Not A Muslim Beach Party



Back when coke came in bottles, Lawrence Welk was in full swing and The Shirelles were topping the charts; this might have been the plot for one of those beach movies with Frankie Avalon and Anette Funicello. Gangs of nasty thugs invade the beach, attack the lifeguards and mess up everyone's good time and it's up to the surfers to drive them off.

But it's not 1965 anymore but 2005 and when the thugs are Lebanese Muslims in a Sydney beach in the media retelling the surfers are the violent racists abusing various poor unnamed middle eastern men who then have no choice but to go on a violent murderous rampage.

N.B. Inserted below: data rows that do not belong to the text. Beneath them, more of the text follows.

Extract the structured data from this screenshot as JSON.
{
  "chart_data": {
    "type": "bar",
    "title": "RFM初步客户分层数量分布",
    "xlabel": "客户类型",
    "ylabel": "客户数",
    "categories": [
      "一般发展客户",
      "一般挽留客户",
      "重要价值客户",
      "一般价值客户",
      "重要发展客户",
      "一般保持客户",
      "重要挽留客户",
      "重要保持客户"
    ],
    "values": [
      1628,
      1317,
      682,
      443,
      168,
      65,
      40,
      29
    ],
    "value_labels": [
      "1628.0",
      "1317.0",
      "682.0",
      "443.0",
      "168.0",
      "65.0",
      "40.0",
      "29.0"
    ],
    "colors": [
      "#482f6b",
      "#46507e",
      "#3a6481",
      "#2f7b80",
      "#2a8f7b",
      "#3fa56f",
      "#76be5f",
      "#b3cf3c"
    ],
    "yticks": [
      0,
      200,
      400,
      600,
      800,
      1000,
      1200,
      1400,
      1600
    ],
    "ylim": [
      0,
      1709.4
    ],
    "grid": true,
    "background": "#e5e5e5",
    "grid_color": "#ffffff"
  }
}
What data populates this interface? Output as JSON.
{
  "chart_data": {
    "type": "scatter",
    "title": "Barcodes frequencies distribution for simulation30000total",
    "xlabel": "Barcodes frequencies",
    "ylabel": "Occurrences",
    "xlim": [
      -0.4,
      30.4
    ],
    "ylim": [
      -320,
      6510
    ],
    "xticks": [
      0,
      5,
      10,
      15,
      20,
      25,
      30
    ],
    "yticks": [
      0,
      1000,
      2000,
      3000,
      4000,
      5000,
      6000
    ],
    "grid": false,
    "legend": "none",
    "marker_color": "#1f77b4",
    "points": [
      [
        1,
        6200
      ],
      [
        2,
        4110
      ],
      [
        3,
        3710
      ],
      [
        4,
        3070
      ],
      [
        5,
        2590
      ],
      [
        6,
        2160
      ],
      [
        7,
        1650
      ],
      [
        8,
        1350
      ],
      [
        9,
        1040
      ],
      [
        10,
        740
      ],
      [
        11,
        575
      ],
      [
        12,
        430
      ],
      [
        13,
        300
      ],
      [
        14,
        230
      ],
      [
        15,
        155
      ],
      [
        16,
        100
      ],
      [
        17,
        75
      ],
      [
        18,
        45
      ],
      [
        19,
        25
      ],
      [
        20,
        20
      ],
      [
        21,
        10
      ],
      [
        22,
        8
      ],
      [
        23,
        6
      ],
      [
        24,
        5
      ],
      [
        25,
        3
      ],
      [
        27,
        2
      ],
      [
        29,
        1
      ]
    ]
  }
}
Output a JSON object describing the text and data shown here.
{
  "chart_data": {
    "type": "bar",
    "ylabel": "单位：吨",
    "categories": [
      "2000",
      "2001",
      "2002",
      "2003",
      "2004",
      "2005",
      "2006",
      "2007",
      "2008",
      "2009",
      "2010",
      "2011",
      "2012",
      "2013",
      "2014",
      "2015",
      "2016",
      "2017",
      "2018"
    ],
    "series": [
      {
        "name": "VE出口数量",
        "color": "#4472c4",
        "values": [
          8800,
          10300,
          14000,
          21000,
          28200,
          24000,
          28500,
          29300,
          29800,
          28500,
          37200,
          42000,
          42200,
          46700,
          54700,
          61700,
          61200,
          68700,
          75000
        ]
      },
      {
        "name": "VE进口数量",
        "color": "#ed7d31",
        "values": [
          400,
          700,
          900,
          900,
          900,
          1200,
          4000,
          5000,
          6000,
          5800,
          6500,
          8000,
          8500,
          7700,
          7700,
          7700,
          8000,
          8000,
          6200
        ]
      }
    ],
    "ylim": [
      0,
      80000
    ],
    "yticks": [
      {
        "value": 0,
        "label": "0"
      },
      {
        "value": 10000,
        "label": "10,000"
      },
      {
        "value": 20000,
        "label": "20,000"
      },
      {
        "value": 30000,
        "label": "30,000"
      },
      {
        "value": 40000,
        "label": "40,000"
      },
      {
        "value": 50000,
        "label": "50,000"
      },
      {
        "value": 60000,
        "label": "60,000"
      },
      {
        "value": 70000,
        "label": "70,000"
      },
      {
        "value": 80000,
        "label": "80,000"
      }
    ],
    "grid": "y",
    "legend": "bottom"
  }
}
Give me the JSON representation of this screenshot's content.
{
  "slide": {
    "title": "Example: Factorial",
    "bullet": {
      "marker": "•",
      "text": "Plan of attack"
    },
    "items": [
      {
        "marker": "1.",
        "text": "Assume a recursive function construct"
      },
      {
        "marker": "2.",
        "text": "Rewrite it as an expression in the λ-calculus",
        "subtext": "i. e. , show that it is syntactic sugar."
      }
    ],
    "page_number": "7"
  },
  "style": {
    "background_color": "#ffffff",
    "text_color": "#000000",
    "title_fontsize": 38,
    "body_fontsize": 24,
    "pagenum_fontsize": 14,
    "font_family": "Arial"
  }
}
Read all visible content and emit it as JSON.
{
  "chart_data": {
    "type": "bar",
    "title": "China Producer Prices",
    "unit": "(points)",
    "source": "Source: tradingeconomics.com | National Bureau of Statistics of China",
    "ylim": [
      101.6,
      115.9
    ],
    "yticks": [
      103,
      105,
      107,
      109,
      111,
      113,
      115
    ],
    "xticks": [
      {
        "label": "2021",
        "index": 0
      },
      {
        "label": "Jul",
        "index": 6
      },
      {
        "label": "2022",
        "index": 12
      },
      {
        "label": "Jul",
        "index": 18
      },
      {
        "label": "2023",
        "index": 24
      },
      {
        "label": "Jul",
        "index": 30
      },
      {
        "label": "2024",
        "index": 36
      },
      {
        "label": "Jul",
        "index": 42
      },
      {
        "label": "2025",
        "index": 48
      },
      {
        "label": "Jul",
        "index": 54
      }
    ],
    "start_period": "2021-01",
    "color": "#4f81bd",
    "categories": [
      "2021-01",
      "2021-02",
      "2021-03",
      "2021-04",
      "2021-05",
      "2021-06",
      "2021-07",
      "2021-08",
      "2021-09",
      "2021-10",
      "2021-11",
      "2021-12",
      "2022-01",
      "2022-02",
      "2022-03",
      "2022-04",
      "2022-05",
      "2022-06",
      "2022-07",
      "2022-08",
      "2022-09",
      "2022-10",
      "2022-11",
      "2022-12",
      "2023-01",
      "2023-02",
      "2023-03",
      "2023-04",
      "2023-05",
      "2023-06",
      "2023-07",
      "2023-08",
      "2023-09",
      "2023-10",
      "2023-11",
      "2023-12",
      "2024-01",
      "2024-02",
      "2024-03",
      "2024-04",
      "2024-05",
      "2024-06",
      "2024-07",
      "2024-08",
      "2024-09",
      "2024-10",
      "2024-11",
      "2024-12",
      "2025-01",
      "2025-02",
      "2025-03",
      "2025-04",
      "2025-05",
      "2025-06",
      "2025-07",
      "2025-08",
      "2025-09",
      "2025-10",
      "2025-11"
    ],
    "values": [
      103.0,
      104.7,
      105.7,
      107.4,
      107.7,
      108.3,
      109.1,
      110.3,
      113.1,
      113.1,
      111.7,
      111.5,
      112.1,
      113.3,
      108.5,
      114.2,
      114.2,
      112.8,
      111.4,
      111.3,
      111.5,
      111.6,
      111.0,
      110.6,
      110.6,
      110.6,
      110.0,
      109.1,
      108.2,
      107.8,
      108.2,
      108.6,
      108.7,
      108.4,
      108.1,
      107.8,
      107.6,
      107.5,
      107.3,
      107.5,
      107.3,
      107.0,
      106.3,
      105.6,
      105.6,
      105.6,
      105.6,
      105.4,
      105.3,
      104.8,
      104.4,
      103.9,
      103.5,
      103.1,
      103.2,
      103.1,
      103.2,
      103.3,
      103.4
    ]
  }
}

Beachgoers in Sydney had long suffered a situation which Lebanese gangs invaded the beaches, told women there that they were whores and deserved to be raped. They attacked any of their boyfriends and husbands who tried to interfere and then finally attacked and beat two lifeguards, one to unconsciousness. In the Australian beach culture, lifeguards are sacrosant volunteering to help people. The police refused to do anything and finally some of those surfers fought back and were of coursed tarred with racism and thugism by the same media that willfully refuses to see what was being done there all along.

Muslims don't go for beach parties much or surfing and so no one else can either. And after all in England Piglet from Winnie the Pooh has been banned from many places now and beach culture is far more offensive to Muslims than even a toy pig. Clearly it must go and anyone who resists is a racist. Anyone who fights back is jailed. This is the world we are coming to and the surfers who once rode the waves are sinking fast.

1 comments:

ruth2 said...

I'm glad you identified these thugs as Muslims. As I watched the sketchy media reports of the story, the fact that they were Muslims was conspicuously left out, when clearly their religion pertained to the nature of the crime.

It appeared as though the mainstream media dogded the word "Muslim" and inserted "Middle Easterners" instead. It must have caused a lot of anxious and awkward scrambling for news rooms to come up with that particular phrase.

It shouldn't have. Personally, I have no problem reporting the race, religion, ethnicity of a suspect or group of suspects provided it pertains to the crime.

I might be splitting journalist hairs but this "Middle Easterners" description really stood out.